5.1 - Introduction to Hypothesis Testing

Previously we used confidence intervals to estimate unknown population parameters. We compared confidence intervals to specified parameter values and when the specific value was contained in the interval, we concluded that there was not sufficient evidence of a difference between the population parameter and the specified value. In other words, any values within the confidence intervals were reasonable estimates of the population parameter and any values outside of the confidence intervals were not reasonable estimates. Here, we are going to look at a more formal method for testing whether a given value is a reasonable value of a population parameter. To do this we need to have a hypothesized value of the population parameter. 

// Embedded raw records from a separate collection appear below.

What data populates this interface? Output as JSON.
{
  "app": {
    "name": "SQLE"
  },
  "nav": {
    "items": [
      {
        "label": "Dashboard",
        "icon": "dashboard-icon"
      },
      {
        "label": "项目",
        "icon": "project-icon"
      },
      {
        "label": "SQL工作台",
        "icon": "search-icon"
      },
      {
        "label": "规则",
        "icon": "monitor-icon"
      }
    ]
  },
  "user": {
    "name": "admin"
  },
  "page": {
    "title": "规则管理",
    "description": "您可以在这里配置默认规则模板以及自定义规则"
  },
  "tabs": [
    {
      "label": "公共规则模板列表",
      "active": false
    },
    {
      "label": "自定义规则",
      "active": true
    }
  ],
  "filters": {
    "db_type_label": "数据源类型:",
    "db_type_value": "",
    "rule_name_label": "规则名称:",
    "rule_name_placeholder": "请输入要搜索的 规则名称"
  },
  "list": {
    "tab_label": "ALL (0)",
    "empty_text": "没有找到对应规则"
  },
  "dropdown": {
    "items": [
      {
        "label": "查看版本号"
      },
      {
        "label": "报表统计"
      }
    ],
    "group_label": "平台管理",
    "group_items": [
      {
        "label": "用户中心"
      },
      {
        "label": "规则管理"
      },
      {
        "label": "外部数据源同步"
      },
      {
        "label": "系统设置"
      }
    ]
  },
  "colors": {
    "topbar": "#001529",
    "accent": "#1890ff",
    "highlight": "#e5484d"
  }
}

In this lesson we will compare data from a sample to a hypothesized parameter. In each case, we will compute the probability that a population with the specified parameter would produce a sample statistic as extreme or more extreme to the one we observed in our sample. This probability is known as the p-value and it is used to evaluate statistical significance.

p-value
Given that the null hypothesis is true, the probability of obtaining a sample statistic as extreme or more extreme than the one in the observed sample, in the direction of the alternative hypothesis 

A test is considered to be statistically significant when the p-value is less than or equal to the level of significance, also known as the alpha (\(\alpha\)) level. For this class, unless otherwise specified, \(\alpha=0.05\); this is the most frequently used alpha level in many fields. 

Sample statistics vary from the population parameter randomly. When results are statistically significant, we are concluding that the difference observed between our sample statistic and the hypothesized parameter is unlikely due to random sampling variation.